The proposed 10% hike
The Maharashtra government has declared 10% increase in RR rates, and this rate is schedule to be implemented from 1st April 2025. This move comes under the strategy of enhancing revenue collection, as it is the current concern of the state. Earlier the RR was revised in 2022, and this frequent hike showcases the government’s response on evolving economic landscape.
Why there is need to increase Ready Reckoner Rate by 10%
There are various factors associated with this increase, let’s have a discussion on them in detail:
Inflation and market dynamics: The current economy of Maharashtra is under immense pressure for various sectors. This is due to increase in price of construction material, land and labor. With the increase in RR rate the aim of government is to align the property tax base with this rising cost. With the rise of cost of living and construction, the government will use this increased RR rate amount to improve market condition and ensure that property tax remains proportionate.
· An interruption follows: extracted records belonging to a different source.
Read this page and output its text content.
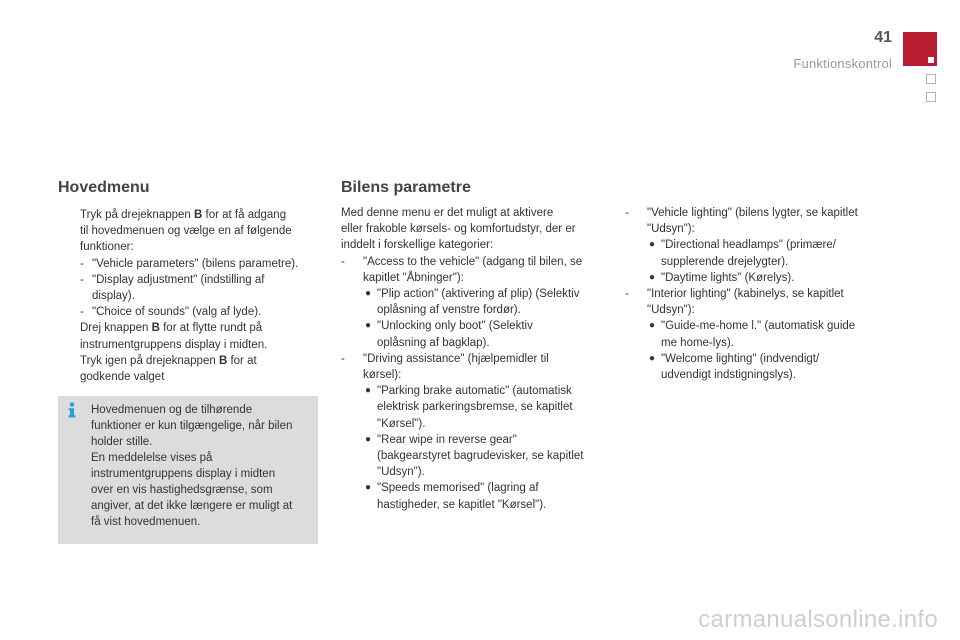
41
Funktionskontrol
Hovedmenu
Tryk på drejeknappen B for at få adgang
til hovedmenuen og vælge en af følgende
funktioner:
- "Vehicle parameters" (bilens parametre).
- "Display adjustment" (indstilling af
display).
- "Choice of sounds" (valg af lyde).
Drej knappen B for at flytte rundt på
instrumentgruppens display i midten.
Tryk igen på drejeknappen B for at
godkende valget
Hovedmenuen og de tilhørende
funktioner er kun tilgængelige, når bilen
holder stille.
En meddelelse vises på
instrumentgruppens display i midten
over en vis hastighedsgrænse, som
angiver, at det ikke længere er muligt at
få vist hovedmenuen.
Bilens parametre
Med denne menu er det muligt at aktivere
eller frakoble kørsels- og komfortudstyr, der er
inddelt i forskellige kategorier:
- "Access to the vehicle" (adgang til bilen, se
kapitlet "Åbninger"):
● "Plip action" (aktivering af plip) (Selektiv
oplåsning af venstre fordør).
● "Unlocking only boot" (Selektiv
oplåsning af bagklap).
- "Driving assistance" (hjælpemidler til
kørsel):
● "Parking brake automatic" (automatisk
elektrisk parkeringsbremse, se kapitlet
"Kørsel").
● "Rear wipe in reverse gear"
(bakgearstyret bagrudevisker, se kapitlet
"Udsyn").
● "Speeds memorised" (lagring af
hastigheder, se kapitlet "Kørsel").
- "Vehicle lighting" (bilens lygter, se kapitlet
"Udsyn"):
● "Directional headlamps" (primære/
supplerende drejelygter).
● "Daytime lights" (Kørelys).
- "Interior lighting" (kabinelys, se kapitlet
"Udsyn"):
● "Guide-me-home l." (automatisk guide
me home-lys).
● "Welcome lighting" (indvendigt/
udvendigt indstigningslys).
carmanualsonline.info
Urbanization and infrastructure development: With the expansion of each city in Maharashtra and the development of infrastructure projects like metro systems, roads and airports, the properties present in the vicinity tend to appreciate with time. Hence government will increase RR rate to show the increased desirability of these areas, resulting in higher cost of properties.
Government revenue needs: The demand of improved healthcare and public infrastructure has compelled government to increase RR rate to meet the need. The increase in RR rate will increase state and municipal revenue in the form of higher property tax; this can be used to fulfill the need of such projects.
Economic Recovery Post-pandemic: In various parts of the world, pandemic has badly impacted the economy. As economies recover, government wants to stabilize the finances by taking extra capital through property tax rates. This hike in RR could be the part of this recovery strategy, to ensure that government can meet the fiscal needs post-pandemic.
Implications for property buyers
Increased property costs: This hike in RR will result in higher stamp duty and registration charges for property buyers. This will make the properties more expensive and can have an impact on the affordability of home for many buyers.
Potential slowdown in transactions: The price rise will make the buyers reluctant to buy a property and this will slowdown the property registrations. The overall increase in RR will impact the liquidity of real estate market and will delay property deals.
Implications for developers
Hike in project cost: From April, developers are supposed to pay premium along with other taxes as per Ready Reckoner Rate to get the construction permission. This will enhance the overall development project cost.
Pricing strategies: To get the desired profit margin, developers may change their pricing strategies and this will end up with higher prices for end customers. This will affect the competitiveness of developers in the market.
Impact on new projects: The rise in price will impact the developers’ decision of launching new projects, especially in underrated and saturated areas.
Government’s perspective
For Maharashtra government, this step can prove to be a boon to increase state revenue which is currently not in good state due to implementation of schemes like ‘Ladki Bahin’. Increase in Ready Reckoner Rate will generate extra income for the government which will be around Rs. 15,000 cr to Rs. 20,000 cr, supplementing the current revenue coming from stamp duty and registration fees.
The overall impact on the real estate market
Decrease in real estate transactions
With the increase in property prices, the overall volume of transactions in real estate market will decrease. The potential buyers may postpone their decision of buying a property, with a hope that prices will stabilize in coming years.
Both buyers and sellers need to compromise on their expectations. Buyers will focus on the areas which are still affordable and sellers will hold the property to get better prices in future. In such condition, Bavdhan is the ideal location for future homebuyers, as here they may get affordable homes as compared to other places of Pune. The high tax imposition will also minimize the overall liquidity of the market. Sellers may not be ready to reduce their asking prices while buyers will be reluctant to commit due to greater capital involved. This will increase the duration of selling cycles resulting in quick price appreciation in coming years.
Impact on commercial real estate
Commercial business owners with office buildings, industrial properties, or retail spaces will face higher taxes which will compel them to increase the rental value of their property. Higher rent may result in higher operational cost. This will impact businesses with thin profit margin, resulting in business closure or slowdown in growth.
Conclusion
The increase in RR rate will significantly impact the real estate market affecting transactions, property taxes, and investment planning. Although initially there will be a pressure on investors, developers and property owners due to higher taxes, but in long run they can avail benefits of improved infrastructure and development in various areas. However, the main challenge is that the rise in tax should not lead to major affordability issues to lower-income families and business persons.